7 Foods That Fight Inflammation
Some of the best ways to fight inflammation are not with medication but with an anti-inflammatory diet. Chronic inflammation can lead to an increased risk of chronic disease.
Did you know that inflammation is often a direct reaction to your body’s immune response? In fact, without inflammation, we can’t heal. Intermittent bouts of inflammation are normal and required for our bodies to fight off foreign invaders, such as microbes, that cause illness. When inflammation is out of control and becomes chronic it can lead to many diseases—including cancer, heart disease, diabetes, arthritis, depression, and Alzheimer’s.
Inflammation plays a strong role in these chronic diseases and is associated with foods high in sugar and saturated fat. According to Scott Zashin, MD and professor at the University of Texas Southwestern Medical Center, “These substances cause overactivity in the immune system, which can lead to joint pain, fatigue, and damage to the blood vessels.”
Restriction in the number of refined sugars and saturated fats in your diet is important. Limit foods like cake, ice cream, cookies, hot dogs, soda, processed meats, french fries, fried chicken, and generally most fast foods since they are high in refined carbohydrates or sugars and saturated fats. All of these foods can easily lead to weight gain, increased blood pressure, and diabetes.
We are going to take a look at seven foods that fight inflammation. When planning your regular diet, incorporate as many of these foods as possible.

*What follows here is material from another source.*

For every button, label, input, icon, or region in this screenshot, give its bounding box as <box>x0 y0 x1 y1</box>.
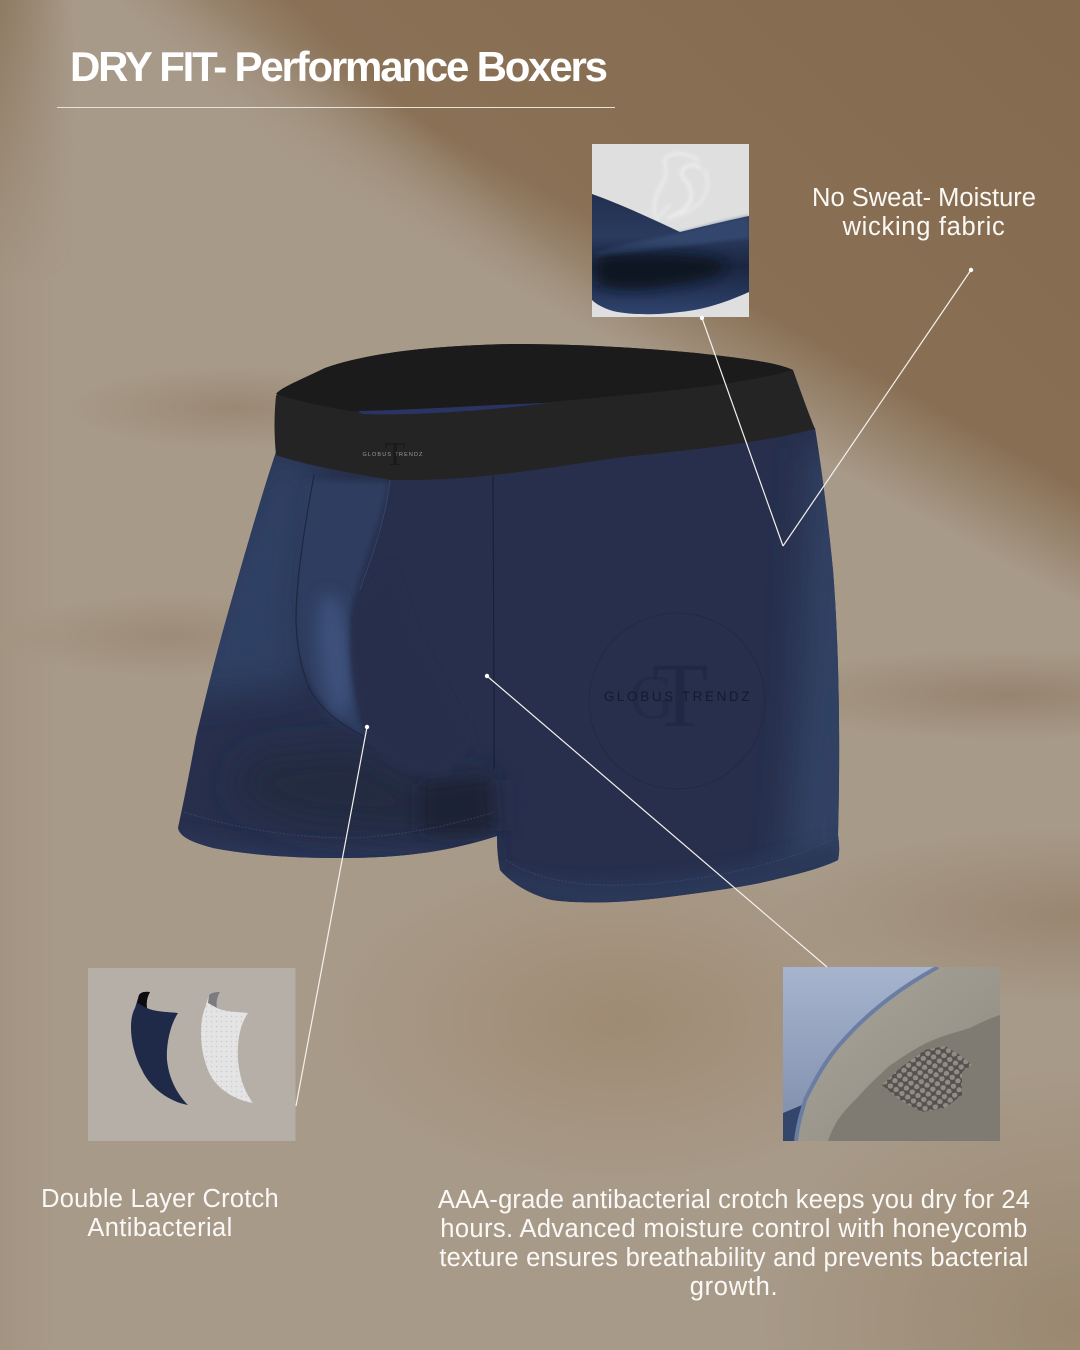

Add These Seven Anti-inflammatory Foods to Your Regular Diet:
1. Whole grains
Ditch the white bread, pasta, cereal, and grains. Whole grains contain more fiber, which reduces the protein in the blood responsible for inflammation. Look for foods that list whole grains first in the ingredients and have no added sugars.
Oily fish (like salmon, mackerel, sardines, tuna) are high in omega-3 fatty acids, which have been shown to help reduce chronic inflammation. To get the maximum benefits, you need to eat fish several times a week, and it should be cooked in healthy ways, such as baked or boiled. If you are not a fan of fish, you can take fish-oil supplements.
3. Dark, leafy greens
Studies continue to show that Vitamin E may play a key role in protecting the body from pro-inflammatory molecules called cytokines. This vitamin is abundant in dark, green veggies–such as spinach, kale, broccoli, and collard greens.
All nuts are packed with antioxidants, especially almonds and walnuts, which can help your body fight off and repair the damage caused by inflammation. Nuts (along with fish, leafy greens, and whole grains) are a big part of the Mediterranean diet, which has been shown to reduce inflammation in as little as six weeks.
The brilliant red color of the beet is an indicator of its brilliant antioxidant properties. Beets and beetroot juice have been shown to reduce inflammation, as well as protect against cancer and heart disease.
6. Ginger and turmeric
These spices are common in Asian and Indian cooking. Turmeric, the ingredient that gives curry its yellow color, works in the body by helping to turn off NF-kappa B, a protein that regulates the immune system and triggers the process of inflammation. Its relative ginger, meanwhile, has been shown to reduce inflammation in the intestines when taken in supplement form.
All fruits can help fight inflammation because they’re low in fat and calories and high in antioxidants. But berries, especially blueberries have been shown to have anti-inflammatory properties—possibly because of anthocyanins, the powerful chemicals that give berries their rich color.
The above foods are just a few that are of the choices you have to fight inflammation. There are many others- extra virgin olive oil, flaxseeds, tomatoes, peppers, avocados, broccoli, grapes, cherries, etc.
I want to take a few minutes to talk about oxidative stress. Oxidative stress is a phenomenon caused by an imbalance between the production and accumulation of free radicals and antioxidants. Overproduction of free radicles can lead to cell and tissue damage, particularly fatty tissue, proteins, and DNA.
Oxidation is a normal and necessary process that takes place in your body. Oxidative processes are necessary for life. They provide the energy necessary for many cellular functions. Oxidative stress, on the other hand, occurs when there’s an imbalance between free radical activity and antioxidant activity.
Factors that may increase your risk of oxidative stress and tissue damage:
- exposure to radiation
- smoking cigarettes or other tobacco products
- alcohol consumption
- certain medications
- exposure to pesticides or industrial chemicals
- as previously mentioned, diets high in fat, sugar, and processed foods
Oxidative stress is directly correlated to aging so if you don’t feel motivated to eat for the good health of the inside of your body, well you may be motivated to eat healthy for the outside of your body.
In summary, we cannot neglect the fact that you are what you eat, and eating a healthy diet high in fruits and vegetables and low in processed foods and red meat has enormous health benefits. The health-promoting properties of an anti-inflammatory diet are enormous. So, maybe your best bet for a healthy lifestyle is a simple trip to the grocery store!